I am running a program on a machine with a two processors, when I do a fork is the child created as a native thread or it is like a green thread/coroutine. Is the child running concurrently with the parent or it is just parallel?
The working of fork() in general is to generate a new, independent process, duplicate the page table, and mark all pages owned by the process that called fork() as copy-on-write in that process. Then, fork() returns in both processes (the return value lets the respective process know which one it is).
On a system with more than one processor (or processor cores) you can normally (assuming you do have a SMP-enabled system, cpu affinity doesn't prevent it) expect those two processes to use both processors, but you do not strictly have a guarantee.
Threads are generated in the same way on some systems (e.g. Linux) with the exception that the pages owned by the first process are not marked copy-on-write, but are instead owned by both processes afterwards (they use the same page table). On other systems, threads may be implemented differently, e.g. in user land, in which case you will not benefit from multiple cpus with threads.
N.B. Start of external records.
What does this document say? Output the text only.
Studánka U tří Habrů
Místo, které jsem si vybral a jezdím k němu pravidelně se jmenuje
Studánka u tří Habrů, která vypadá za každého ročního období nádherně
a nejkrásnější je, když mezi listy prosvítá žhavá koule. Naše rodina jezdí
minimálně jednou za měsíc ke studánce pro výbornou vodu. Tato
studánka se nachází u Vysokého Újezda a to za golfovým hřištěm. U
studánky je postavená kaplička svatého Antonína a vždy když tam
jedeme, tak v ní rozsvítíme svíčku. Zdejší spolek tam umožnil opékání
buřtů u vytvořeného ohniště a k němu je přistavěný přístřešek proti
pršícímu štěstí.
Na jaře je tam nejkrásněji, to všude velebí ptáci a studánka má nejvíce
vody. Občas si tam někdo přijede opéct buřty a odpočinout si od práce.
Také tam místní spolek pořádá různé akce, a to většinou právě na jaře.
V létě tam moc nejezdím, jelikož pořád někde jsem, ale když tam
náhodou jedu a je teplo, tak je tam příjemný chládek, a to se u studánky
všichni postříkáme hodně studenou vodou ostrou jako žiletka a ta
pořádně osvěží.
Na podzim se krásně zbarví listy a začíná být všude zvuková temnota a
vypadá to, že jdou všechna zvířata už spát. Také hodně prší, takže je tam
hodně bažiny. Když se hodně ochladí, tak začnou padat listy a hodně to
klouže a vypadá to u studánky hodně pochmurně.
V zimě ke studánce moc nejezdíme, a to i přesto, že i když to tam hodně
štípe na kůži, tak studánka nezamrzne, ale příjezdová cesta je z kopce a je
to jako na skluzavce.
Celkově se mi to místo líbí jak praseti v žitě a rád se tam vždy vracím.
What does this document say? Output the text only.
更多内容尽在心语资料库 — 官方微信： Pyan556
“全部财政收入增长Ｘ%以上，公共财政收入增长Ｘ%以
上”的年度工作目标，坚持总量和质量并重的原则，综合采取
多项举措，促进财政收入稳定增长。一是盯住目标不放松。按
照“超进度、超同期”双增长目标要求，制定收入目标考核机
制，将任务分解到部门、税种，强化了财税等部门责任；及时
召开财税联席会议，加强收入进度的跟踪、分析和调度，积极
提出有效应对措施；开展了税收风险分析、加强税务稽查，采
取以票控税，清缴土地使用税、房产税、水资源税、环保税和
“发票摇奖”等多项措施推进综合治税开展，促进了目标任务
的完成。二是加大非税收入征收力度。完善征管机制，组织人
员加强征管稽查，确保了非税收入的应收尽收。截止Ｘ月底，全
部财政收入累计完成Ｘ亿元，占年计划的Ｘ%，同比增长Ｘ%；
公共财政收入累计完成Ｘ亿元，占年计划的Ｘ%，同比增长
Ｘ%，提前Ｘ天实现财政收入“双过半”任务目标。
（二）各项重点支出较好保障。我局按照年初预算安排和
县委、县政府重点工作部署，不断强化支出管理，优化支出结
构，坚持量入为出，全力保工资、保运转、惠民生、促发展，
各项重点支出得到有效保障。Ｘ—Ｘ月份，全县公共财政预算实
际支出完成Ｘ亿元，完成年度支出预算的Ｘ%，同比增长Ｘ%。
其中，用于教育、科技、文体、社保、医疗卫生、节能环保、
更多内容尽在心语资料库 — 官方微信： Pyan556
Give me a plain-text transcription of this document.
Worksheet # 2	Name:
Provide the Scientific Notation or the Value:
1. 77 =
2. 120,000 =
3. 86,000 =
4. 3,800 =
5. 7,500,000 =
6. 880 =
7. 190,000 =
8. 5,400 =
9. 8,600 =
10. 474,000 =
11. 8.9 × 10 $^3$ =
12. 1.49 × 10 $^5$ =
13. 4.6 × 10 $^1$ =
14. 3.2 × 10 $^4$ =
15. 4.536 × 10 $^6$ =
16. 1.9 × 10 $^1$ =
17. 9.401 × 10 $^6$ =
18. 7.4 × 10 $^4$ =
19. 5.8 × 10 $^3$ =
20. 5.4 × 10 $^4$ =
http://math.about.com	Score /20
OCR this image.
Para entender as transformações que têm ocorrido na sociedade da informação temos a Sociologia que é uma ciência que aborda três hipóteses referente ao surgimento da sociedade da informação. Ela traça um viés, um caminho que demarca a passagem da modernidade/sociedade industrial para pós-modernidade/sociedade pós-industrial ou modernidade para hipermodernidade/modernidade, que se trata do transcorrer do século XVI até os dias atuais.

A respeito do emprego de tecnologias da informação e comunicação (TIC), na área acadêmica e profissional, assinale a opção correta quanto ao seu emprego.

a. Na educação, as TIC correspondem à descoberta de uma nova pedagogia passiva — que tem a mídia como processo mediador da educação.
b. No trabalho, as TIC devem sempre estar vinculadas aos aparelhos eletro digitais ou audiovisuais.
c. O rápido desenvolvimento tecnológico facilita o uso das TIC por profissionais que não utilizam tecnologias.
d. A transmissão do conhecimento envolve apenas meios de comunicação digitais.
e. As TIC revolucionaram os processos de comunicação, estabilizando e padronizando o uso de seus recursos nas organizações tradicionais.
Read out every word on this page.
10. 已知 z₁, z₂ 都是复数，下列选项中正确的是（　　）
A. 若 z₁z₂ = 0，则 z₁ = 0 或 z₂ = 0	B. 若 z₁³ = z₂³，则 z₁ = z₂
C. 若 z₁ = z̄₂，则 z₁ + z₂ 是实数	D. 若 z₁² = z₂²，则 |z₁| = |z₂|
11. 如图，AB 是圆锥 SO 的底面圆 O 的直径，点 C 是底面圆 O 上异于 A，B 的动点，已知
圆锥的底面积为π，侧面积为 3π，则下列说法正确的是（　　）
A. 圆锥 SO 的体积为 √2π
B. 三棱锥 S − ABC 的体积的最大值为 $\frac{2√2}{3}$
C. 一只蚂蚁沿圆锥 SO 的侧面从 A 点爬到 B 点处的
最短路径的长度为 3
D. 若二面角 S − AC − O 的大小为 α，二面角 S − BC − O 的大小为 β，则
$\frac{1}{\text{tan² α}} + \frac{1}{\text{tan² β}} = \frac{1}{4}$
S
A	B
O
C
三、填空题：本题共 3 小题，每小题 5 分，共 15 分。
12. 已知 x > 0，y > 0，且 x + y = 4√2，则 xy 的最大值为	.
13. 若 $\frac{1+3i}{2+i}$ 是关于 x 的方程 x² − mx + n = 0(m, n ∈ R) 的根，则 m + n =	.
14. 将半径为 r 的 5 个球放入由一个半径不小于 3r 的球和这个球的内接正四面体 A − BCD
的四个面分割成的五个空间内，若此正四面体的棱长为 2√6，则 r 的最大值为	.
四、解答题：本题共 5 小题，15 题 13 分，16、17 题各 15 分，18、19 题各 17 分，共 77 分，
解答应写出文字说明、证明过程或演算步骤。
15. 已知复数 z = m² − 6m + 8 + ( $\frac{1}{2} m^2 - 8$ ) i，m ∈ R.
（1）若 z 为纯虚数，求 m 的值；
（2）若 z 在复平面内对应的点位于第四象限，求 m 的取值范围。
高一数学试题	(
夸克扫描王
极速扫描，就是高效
As a side note, the disadvantage of using fork() and running 2 processes instead of threads is that the processes do not share a common address space, which means that the TLB must be flushed on a context switch.
This depends on the operating system, programming-language, compiler and runtime-library, so i can only give you an example: If you use _beginthread under Windows (no matter if you use MinGW or the MSCRT directly) you use both your processors. Further to explain the semantics of "concurrent" vs. "parallel": they are non-exclusive.